Mini pedestal craters suggest tropical ice deposits

MINI-PEDESTAL CRATERS formed when small meteorites struck an ice-rich deposit in Daedalia Planum. They lie at a latitude where scientists have thought ice deposits were not present in Mars' recent geologic history. The white scale bars in each image are 10 meters (33 feet) long. (The image is from Figure 3 in the paper.)

Craters surrounded by debris aprons that stand above the surrounding surface are known as pedestal craters. Scientists think the slab-like apron of ejecta around such craters covers layers that are rich in water ice. Nearly all pedestal craters found so far have been in middle to high latitudes, where scientists know ice exists at shallow depths

Now a group of small, young pedestal craters has been identified in images from the HiRISE camera on NASA’s Mars Reconnaissance Orbiter. These craters lie in the Martian tropics, where scientists have thought annual warmth would have long since removed any shallow ice.

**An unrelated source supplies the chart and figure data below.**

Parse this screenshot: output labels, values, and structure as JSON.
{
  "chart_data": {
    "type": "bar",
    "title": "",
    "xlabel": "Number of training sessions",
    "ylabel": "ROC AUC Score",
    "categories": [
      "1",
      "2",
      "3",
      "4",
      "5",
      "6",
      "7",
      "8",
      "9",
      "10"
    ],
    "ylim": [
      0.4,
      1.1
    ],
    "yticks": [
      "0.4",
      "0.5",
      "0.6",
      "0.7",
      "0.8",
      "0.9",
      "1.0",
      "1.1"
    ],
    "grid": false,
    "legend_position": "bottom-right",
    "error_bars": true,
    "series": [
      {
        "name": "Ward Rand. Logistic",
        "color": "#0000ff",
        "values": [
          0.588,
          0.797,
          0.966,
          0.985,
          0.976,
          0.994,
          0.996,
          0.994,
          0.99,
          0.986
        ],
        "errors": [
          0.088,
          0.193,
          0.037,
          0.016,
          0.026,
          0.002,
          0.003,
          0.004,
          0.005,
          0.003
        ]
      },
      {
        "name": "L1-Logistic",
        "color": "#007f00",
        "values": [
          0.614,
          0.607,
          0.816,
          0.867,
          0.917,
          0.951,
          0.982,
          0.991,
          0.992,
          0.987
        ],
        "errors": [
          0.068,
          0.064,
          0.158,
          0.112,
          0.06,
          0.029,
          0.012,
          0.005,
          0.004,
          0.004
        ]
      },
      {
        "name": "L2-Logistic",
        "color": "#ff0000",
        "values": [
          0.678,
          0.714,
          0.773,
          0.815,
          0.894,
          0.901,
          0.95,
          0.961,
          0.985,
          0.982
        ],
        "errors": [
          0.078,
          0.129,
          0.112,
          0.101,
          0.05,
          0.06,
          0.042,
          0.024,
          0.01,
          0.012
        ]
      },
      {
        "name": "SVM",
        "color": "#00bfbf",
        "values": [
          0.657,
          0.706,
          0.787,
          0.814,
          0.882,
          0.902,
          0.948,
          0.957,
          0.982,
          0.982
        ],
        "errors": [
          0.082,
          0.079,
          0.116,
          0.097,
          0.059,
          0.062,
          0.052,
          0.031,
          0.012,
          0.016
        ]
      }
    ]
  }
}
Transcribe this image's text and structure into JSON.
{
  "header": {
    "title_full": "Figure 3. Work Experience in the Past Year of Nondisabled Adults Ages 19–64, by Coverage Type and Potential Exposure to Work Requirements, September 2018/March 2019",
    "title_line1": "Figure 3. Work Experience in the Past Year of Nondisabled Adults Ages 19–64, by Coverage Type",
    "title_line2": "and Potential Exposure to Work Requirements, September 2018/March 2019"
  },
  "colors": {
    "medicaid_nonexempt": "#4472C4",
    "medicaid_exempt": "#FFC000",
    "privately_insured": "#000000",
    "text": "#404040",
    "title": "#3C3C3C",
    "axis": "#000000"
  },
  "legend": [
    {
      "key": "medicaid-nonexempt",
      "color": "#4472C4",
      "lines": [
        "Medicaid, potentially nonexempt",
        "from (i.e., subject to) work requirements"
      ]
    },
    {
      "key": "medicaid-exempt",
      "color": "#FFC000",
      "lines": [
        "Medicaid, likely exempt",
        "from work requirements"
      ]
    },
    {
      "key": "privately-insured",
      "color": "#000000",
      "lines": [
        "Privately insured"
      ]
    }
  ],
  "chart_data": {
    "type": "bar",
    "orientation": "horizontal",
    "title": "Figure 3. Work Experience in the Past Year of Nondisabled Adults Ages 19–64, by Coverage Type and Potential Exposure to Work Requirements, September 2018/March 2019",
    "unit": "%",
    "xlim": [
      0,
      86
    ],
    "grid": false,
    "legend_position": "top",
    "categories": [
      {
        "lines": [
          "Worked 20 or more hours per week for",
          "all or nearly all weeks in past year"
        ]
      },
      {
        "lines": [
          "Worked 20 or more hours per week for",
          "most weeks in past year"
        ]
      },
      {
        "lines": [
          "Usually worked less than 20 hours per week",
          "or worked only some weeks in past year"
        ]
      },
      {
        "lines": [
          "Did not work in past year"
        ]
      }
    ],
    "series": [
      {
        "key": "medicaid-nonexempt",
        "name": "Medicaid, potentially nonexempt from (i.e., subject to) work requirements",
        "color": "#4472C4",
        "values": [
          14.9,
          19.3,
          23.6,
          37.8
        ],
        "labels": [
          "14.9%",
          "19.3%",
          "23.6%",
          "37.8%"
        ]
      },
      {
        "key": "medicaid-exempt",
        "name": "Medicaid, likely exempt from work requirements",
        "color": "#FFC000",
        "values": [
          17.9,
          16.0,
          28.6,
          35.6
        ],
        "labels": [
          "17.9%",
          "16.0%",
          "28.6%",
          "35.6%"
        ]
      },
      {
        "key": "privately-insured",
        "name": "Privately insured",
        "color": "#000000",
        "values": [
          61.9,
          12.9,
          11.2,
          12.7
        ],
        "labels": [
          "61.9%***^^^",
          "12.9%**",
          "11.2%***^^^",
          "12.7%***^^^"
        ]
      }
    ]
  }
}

Samuel Schon and James Head (Brown University both) report in the February 2012 Earth and Planetary Science Letters on a population of pedestal craters with diameters of a few tens of meters (hundreds of feet) in Daedalia Planum at 23° south latitude.

The craters formed by impacts into an ice-rich deposit that formed on top of the ejecta apron around a larger crater (5.3 kilometers or 3.3 miles) across. This crater is only 12 to 13 million years old. The researchers envision that the small impacts dug through the ice-rich deposit into the underlying material. The outflung debris from the small impacts preserved a portion of the ice-rich deposit under their own ejecta blankets. The result was a handful of mini-pedestal craters matching in form those seen elsewhere at higher latitude, but much smaller in size.

Regarding when in the last 12 million years the pedestal craters formed, the scientists can’t say for sure, but they offer some possible answers. “The pedestal craters could have formed during the most recent Martian ice age, dated to 400,000 to 2.1 million years ago. However, we suggest that formation is more likely to have occurred during a period of higher mean obliquity before 5 million years ago, during which time the Martian axis often approached 45° obliquity. These older more extreme obliquity conditions are consistent with global climate modeling for equatorial ice deposits.”

If the interpretation is right, say the authors, “these small pedestal craters formed when a meters-thick layer of ice was present in the tropics of Mars in the last few million years.”